Question

The times (in seconds) for a sample of New York Marathon runners were as follows:

Gender	Age Class
Male	20-29	30-39	40+
	13615	14677	14528
	18784	16090	17034
	14256	14086	14935
	10905	16461	14996
	12077	20808	22146
Female	16401	15357	17260
	14216	16771	25399
	15402	15036	18647
	15326	16297	15077
	12047	17636	25898

Conduct a two-way analysis of variance including interactions to examine these data.
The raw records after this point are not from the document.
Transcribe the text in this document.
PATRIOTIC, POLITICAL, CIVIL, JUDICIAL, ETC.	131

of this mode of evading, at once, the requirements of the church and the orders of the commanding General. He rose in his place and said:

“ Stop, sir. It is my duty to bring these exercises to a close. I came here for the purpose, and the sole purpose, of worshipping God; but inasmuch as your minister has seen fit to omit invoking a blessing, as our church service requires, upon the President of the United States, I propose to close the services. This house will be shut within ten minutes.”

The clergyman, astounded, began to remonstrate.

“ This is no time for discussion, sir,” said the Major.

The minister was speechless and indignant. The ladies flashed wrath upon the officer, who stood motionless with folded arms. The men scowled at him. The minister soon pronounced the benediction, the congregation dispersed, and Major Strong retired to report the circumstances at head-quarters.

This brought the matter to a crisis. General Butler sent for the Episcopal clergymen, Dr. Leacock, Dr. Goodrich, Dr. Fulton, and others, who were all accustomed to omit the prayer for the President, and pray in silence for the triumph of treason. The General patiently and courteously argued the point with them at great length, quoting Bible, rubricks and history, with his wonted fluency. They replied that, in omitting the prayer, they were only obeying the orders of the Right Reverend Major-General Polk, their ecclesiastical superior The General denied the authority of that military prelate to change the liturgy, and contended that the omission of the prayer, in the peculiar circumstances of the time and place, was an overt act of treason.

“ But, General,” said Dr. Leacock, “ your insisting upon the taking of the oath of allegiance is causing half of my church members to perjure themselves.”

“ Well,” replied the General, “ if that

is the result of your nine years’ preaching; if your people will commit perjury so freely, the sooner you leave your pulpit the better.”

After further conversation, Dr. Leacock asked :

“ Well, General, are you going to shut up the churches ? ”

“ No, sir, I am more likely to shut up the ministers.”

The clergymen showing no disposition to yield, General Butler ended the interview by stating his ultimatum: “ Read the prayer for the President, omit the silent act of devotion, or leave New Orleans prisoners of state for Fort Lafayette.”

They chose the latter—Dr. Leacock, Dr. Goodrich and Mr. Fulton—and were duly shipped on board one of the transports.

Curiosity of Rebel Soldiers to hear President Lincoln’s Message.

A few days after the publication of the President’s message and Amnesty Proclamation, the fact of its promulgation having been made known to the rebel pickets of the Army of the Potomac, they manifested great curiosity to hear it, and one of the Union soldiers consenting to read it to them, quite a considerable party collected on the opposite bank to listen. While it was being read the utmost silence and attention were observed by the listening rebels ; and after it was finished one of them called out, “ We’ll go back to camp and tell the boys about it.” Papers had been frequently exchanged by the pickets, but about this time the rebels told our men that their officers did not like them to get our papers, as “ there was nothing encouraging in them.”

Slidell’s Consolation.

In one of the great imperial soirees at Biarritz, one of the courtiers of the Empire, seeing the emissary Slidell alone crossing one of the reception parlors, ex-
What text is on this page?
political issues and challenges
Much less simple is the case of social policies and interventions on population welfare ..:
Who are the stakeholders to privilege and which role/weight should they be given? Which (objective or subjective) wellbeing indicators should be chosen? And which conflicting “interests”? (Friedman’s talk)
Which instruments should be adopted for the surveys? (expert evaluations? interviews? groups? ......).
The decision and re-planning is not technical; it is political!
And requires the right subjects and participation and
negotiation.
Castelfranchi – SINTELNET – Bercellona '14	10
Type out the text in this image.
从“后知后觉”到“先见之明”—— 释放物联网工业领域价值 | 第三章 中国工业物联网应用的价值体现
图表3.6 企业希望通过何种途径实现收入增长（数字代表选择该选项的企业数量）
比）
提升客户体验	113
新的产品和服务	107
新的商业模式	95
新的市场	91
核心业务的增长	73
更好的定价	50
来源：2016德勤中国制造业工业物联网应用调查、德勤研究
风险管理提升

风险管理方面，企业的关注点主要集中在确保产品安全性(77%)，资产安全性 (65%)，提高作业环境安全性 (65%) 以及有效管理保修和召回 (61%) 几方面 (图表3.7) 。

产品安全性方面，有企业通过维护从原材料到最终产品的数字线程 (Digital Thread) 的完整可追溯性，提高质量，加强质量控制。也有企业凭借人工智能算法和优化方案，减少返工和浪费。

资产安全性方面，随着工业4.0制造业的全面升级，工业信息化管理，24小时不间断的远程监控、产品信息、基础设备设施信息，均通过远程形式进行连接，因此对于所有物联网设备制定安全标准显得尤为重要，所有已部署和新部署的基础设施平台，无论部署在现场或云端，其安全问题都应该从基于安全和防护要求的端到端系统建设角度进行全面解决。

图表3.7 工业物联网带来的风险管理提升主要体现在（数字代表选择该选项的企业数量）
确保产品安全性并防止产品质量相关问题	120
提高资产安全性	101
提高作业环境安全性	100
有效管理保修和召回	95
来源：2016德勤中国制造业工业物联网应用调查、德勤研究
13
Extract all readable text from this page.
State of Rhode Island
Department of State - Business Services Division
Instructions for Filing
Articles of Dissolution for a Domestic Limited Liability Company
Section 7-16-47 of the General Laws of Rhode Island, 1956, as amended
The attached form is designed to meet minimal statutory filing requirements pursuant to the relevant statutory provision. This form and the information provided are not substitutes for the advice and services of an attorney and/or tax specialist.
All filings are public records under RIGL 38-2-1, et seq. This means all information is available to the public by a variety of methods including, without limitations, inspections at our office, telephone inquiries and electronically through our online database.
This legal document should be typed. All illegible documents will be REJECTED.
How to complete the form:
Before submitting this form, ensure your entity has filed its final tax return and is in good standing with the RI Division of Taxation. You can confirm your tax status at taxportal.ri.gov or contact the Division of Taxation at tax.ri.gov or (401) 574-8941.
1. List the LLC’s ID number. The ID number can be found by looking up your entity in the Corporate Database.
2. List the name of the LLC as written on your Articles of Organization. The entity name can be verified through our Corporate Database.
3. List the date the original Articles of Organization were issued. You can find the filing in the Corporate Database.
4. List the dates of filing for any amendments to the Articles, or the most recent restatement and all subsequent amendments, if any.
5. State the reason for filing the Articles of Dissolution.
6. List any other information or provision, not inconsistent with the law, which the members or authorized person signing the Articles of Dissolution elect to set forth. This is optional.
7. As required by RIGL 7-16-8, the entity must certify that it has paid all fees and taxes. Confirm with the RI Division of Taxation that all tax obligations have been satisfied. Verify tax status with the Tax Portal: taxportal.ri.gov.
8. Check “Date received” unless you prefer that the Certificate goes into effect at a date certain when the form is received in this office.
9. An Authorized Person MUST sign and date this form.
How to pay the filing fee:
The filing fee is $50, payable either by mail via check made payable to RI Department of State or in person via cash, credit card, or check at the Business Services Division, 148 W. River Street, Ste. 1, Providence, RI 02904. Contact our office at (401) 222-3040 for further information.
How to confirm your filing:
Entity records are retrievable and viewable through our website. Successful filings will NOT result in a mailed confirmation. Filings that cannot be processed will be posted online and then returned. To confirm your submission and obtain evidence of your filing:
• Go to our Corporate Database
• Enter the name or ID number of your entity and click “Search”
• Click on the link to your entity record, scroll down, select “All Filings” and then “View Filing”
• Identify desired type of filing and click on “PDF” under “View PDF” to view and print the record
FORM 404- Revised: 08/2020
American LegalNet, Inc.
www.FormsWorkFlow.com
Perform model criticism. What do you conclude? Note that R users do not need to invoke the “car” package since the equal replication means that Type I = Type III SS (using car package can be tricky when fitting models with interactions since the contrasts also need to be altered to make them comparable).

Answer 1

R code:

Input =("
AgeClass Gender Time
20-29 Male 13615
20-29 Male 18784
20-29 Male 14256   
20-29 Male 10905
20-29 Male 12077
30-39 Male 14677
30-39 Male 16090
30-39 Male 14086   
30-39 Male 16461
30-39 Male 20808
40+ Male 14528
40+ Male 17034
40+ Male 14935   
40+ Male 14996
40+ Male 22146
20-29 Female 16401
20-29 Female 14216   
20-29 Female 15402   
20-29 Female 15326
20-29 Female 12047
30-39 Female 15357
30-39 Female 16771   
30-39 Female 15036   
30-39 Female 16297
30-39 Female 17636
40+ Female 17260
40+ Female 25399
40+ Female 18647   
40+ Female 15077
40+ Female 25898
")
if(!require(psych)){install.packages("car")}
library(car)
Data = read.table(textConnection(Input),header=TRUE)
model = lm(Time ~ AgeClass + Gender + AgeClass:Gender,
data=Data)
Anova(model, type="II")

Output:

Anova Table (Type II tests)

Response: Time
Sum Sq Df F value Pr(>F)
AgeClass 92086979 2 5.0998 0.01427 *
Gender 15225413 1 1.6864 0.20642
AgeClass:Gender 21042069 2 1.1653 0.32885
Residuals 216683456 24
---
Signif. codes: 0 ‘***’ 0.001 ‘**’ 0.01 ‘*’ 0.05 ‘.’ 0.1 ‘ ’ 1

Since p-value for interaction=0.32885>0.05 so interaction effect is not significantly present. Moreover p-value for gender=0.20642>0.05 so Gender is not significantly present. But Age Classes are not all same since P-value=0.01427<0.05.